Act Up et la prévention politique
Depuis que nous existons, nous agissons à plusieurs niveaux pour lutter contre le VIH-SIDA et les discriminations qui font le lit de cette épidémie. Nous nous efforçons de dénoncer les nombreuses contradictions politiques et sociales qui entravent l’accès réel à la prévention, tout en apportant à notre échelle des réponses concrètes et innovantes pour nos communautés. La colère et l’information sont nos meilleurs atouts !

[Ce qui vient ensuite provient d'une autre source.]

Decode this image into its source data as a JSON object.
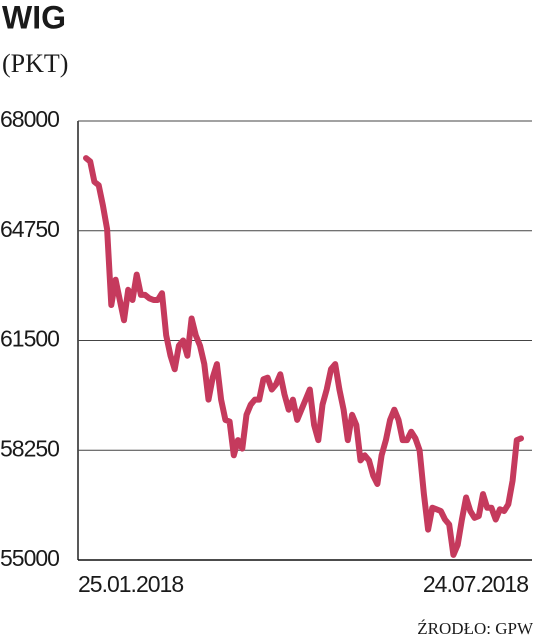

Malgré une diversification des possibilités de se faire dépister, d’être accompagné et de se faire traiter efficacement, les mesures sociales souvent répressives, discriminantes, stigmatisantes, voire culpabilisantes, ne permettent pas aux populations les plus exposées au VIH-SIDA d’y avoir accès. C’est le cas pour les travailleurSEs du sexe, pour les usagerEs de drogues, pour les personnes migrantes et/ou sans-papiers, pour les personnes incarcérées. Mais c’est aussi le cas dans les DROM où les populations n’accèdent pas aux innovations pourtant mises en place en métropole, faute de volonté politique.
D’autres raisons existent : manque de moyens humains, lourdeurs administratives, financements en baisse, casse de l’hôpital public etc. Or pour rendre effectif sur l’ensemble du territoire des dispositifs de prévention rien ne doit être laissé de côté et les principes de la démocratie sanitaire doivent être respectés.
Le système de dépistage (en CeGIDD, en laboratoire de ville ou dans un centre de santé sexuelle d’approche communautaire) et le dépistage associatif, fortement impactés par la crise sanitaire liée au Covid-19, sont aujourd’hui les piliers de la prévention.
Nous sommes convaincues que les contaminations restent à un niveau élevé en raison de l’insuffisance du dépistage, de l’information et de l’accompagnement.
La prévention auprès des plus jeunes est notoirement insuffisante et les conséquences sont alarmantes. Les connaissances sur le virus sont en recul chez tous les jeunes. Au collège et au lycée, les quelques heures accordées au sujet ne suffisent pas et ne remplissent pas l’obligation légale d’au moins trois séances d’éducation à la sexualité par an. Surtout, cette prévention tente de tenir compte de la diversité des sexualités et des identités de genre face aux offensives de plus en plus réactionnaires contre les cours d’éducation à la vie affective, relationnelle et sexuelle. Les contaminations par le VIH ont triplé chez les jeunes gays en l’espace de 10 ans, signe que les jeunes ne se sentent pas concernés par un virus ayant touché les ainéEs de la communauté et qui fait partie du passé à leurs yeux. Pourtant, on ne guérit toujours pas du sida.
Ce qu’il faut retenir :
En France, le nombre total de personnes ayant découvert leur séropositivité au VIH a été estimé entre 4 233 (estimation « basse ») et 5 738 (estimation « haute ») pour 2022, dont 54% sont hétérosexuelLEs (38% néEs à l’étranger et 16% néEs en France) et 41% sont des hommes ayant des rapports sexuels avec des hommes (27% nés en France et 14% nés à l’étranger). L’âge médian est de 37 ans : 14% étaient âgées de moins de 25 ans, 64% de 25 à 49 ans et 22% de 50 ans et plus. La proportion des plus de 50 ans, qui s’était stabilisée autour de 20% entre 2014 et 2017, a eu tendance à augmenter depuis.
Toujours en France, environ 25 000 personnes ignorent leur séropositivité, sur 180 000 séropositifVEs. Le dépistage est tardif – 3 ans en moyenne après la contamination chez les HSH, 5 ans dans l’ensemble de la population – alors qu’un dépistage précoce permet une prise en charge rapide et une mise sous traitement. Cela a deux conséquences :
- Être dépisté tardivement, c’est avoir de moins grandes chances de succès thérapeutique,
- Alors que les traitements permettent à une personne séropositive en succès thérapeutique de ne plus être contaminantE (TasP : treatment as prevention), les personnes qui ignorent leur statut sérologique sont susceptibles de transmettre le VIH. Ce sont ces personnes qui ignorent leur séropositivité qui engendrent des contaminations chaque année.
Toutefois, ces données sont à prendre avec des pincettes car les données de surveillance épidémiologiques ne sont pas robustes depuis quelques années et elles ne reflètent pas avec exactitude la réalité de l’épidémie.